Mindestens sechs Personen wurden am Donnerstag morgen auf einem Spielplatz in Annecy im Osten Frankreichs von einem Messerangreifer verletzt. Darunter sind laut der Regionalzeitung Dauphiné libéré vier Kinder unter drei Jahren. Zwei von ihnen und ein Erwachsener wurden lebensbedrohlich verletzt. Wenige Stunden nach dem Angriff schwankt die Zahl der Verletzten noch. Laut dem Figaro waren bis zu zehn Personen, darunter acht Kleinkinder Opfer des Angriffs. Ein Kind wurde in einer Notfallaktion nach Genf verlegt.

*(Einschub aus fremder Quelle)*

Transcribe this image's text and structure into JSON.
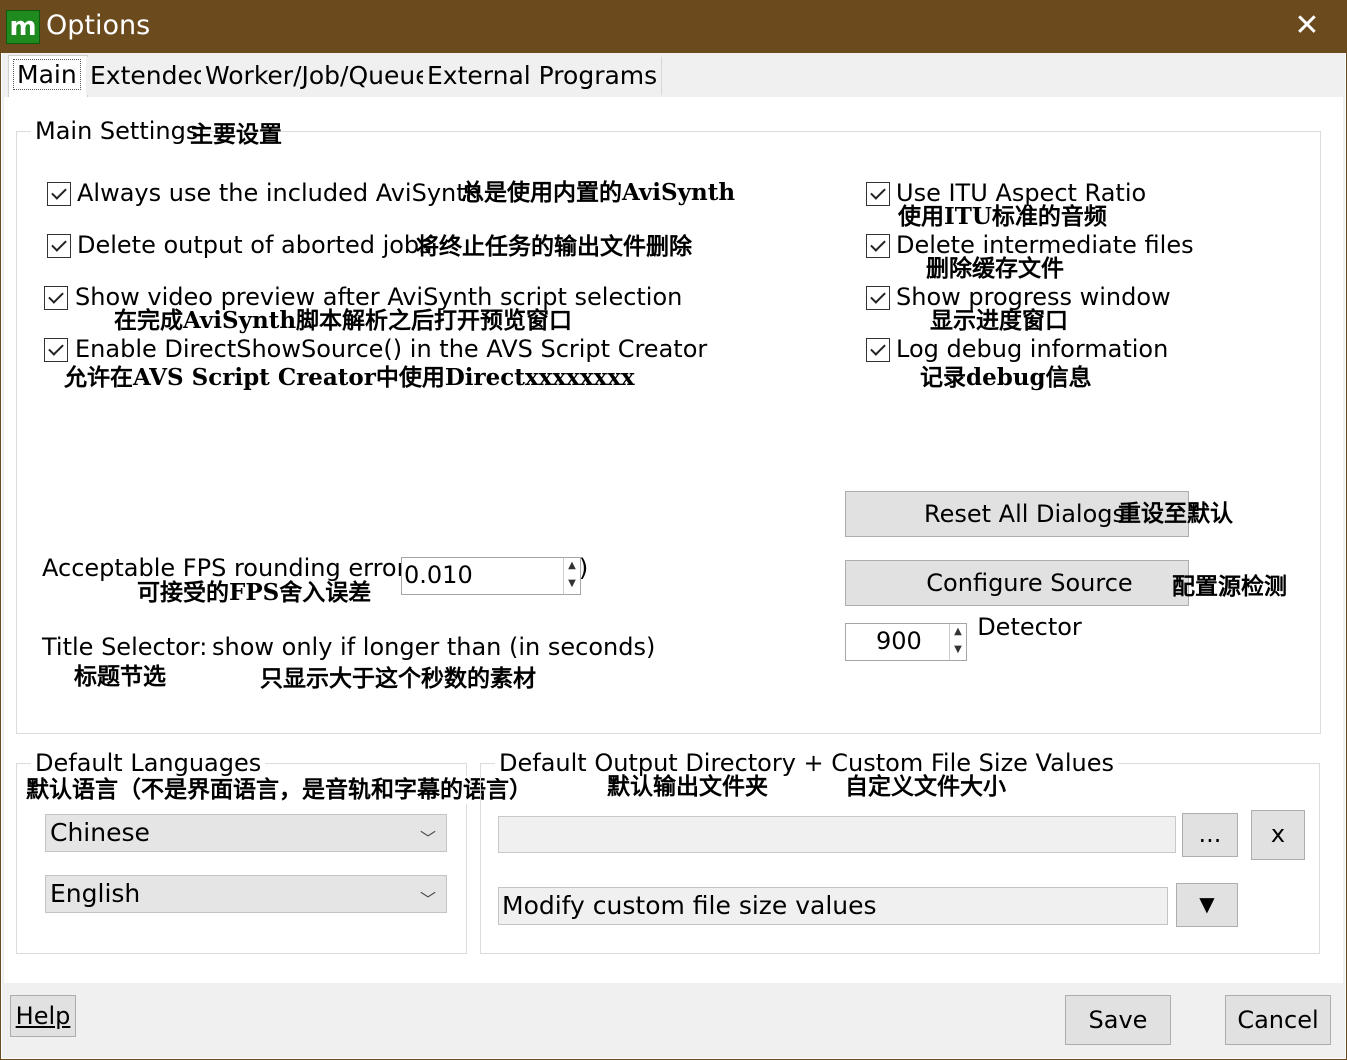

Der kleine Park liegt direkt an einer Schule. Aber es handelt sich durchweg um Kinder, die jünger als drei Jahre sind, wie eine Mutter berichtet. Eltern, die ihre Kinder an der Schule haben, wurden telephonisch über den Vorfall informiert, auch wenn sie nicht direkt betroffen waren und wurden so ebenfalls beunruhigt. Laut Augenzeugenberichten griff der Mann, der ein Tuch auf dem Kopf trug, gegen 9.45 Uhr die Kinder auf dem Spielplatz an.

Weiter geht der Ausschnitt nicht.